SubmittedFriday, 03 May 2019

the keenest musical passion

It is also at the Châtelet that the keenest musical passion has been preserved in the public, even to this day. Thanks to the size of the theatre, which is one of the largest in Paris, and to the great number of cheap seats, you may always find there a number of young students who make the most interested kind of public possible. And the music is something more than a pleasure to them–it is a necessity. There are some that make great sacrifices in order to have a seat at the Sunday concerts. And many of these young men and women live all the week on the thought of forgetting the world for a few hours in musical enjoyment. Such a public did not exist in France before 1870. It is to the honour of the Châtelet and the Pasdeloup concerts to have created it.
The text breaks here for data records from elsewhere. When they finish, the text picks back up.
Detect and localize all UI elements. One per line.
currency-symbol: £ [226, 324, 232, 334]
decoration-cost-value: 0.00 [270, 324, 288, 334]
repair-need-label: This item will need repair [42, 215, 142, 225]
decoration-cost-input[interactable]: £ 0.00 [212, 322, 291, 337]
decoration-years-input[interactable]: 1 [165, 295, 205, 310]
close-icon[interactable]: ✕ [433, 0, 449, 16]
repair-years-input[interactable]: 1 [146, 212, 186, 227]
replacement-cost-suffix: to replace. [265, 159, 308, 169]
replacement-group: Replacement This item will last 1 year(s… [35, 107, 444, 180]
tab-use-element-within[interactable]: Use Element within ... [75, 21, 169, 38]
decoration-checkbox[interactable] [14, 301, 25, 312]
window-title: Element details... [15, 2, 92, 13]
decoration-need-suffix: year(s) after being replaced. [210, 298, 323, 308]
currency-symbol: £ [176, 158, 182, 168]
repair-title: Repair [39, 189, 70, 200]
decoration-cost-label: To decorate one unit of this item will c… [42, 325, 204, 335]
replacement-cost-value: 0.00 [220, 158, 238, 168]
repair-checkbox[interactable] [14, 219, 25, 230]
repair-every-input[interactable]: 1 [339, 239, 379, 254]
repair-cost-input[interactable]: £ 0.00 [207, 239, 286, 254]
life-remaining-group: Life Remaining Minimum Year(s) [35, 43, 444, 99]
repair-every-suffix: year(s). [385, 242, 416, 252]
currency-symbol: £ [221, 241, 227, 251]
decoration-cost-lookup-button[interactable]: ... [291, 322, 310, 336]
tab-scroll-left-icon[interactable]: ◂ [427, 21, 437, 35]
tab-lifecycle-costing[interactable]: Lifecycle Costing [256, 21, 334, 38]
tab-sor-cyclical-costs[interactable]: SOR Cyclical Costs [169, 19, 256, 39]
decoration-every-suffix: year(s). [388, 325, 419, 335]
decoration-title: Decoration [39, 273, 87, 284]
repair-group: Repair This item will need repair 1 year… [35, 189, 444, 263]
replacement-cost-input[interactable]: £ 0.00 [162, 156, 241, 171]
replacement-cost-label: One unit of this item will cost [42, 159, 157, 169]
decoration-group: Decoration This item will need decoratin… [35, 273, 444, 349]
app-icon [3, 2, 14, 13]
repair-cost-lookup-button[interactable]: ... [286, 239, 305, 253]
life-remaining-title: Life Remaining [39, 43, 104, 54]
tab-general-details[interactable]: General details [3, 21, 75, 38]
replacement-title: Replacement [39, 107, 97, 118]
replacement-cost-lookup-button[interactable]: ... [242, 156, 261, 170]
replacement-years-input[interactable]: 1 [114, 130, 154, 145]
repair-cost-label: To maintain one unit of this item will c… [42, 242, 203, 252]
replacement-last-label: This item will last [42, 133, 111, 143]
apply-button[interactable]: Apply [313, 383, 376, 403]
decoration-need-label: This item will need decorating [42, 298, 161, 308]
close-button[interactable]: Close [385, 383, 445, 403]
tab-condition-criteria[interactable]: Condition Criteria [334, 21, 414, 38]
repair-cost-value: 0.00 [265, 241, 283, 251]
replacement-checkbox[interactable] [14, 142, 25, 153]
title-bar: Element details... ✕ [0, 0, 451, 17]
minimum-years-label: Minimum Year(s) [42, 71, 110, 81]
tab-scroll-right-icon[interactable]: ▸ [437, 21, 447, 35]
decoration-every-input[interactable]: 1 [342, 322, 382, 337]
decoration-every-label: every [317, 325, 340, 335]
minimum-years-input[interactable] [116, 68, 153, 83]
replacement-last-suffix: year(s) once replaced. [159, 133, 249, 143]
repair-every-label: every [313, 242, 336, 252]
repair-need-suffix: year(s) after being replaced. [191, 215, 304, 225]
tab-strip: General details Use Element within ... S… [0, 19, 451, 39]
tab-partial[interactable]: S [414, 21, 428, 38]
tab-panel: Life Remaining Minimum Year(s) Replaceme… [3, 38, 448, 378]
Édouard Colonne has done more than educate musical taste in France; for no one has worked harder than he to break down the barriers that separated the French public from the art of other lands; and, at the same time, he has himself helped to make French art known to foreigners. When he himself was conducting concerts all over Europe he entrusted the conductorship at the Châtelet to the great German Kapellmeister and to foreign composers–to Richard Strauss, Grieg, Tschaikowsky, Hans Richter, Hermann Levi, Mottl, Nikisch, Mengelberg, Siegfried Wagner, and many others. No other conductor has done so much for Parisian music during the last thirty years; and we must not forget it.[219]

[Footnote 219: It is known that M. Colonne has now a helper in M. Gabriel Pierné, who will succeed him when he retires.]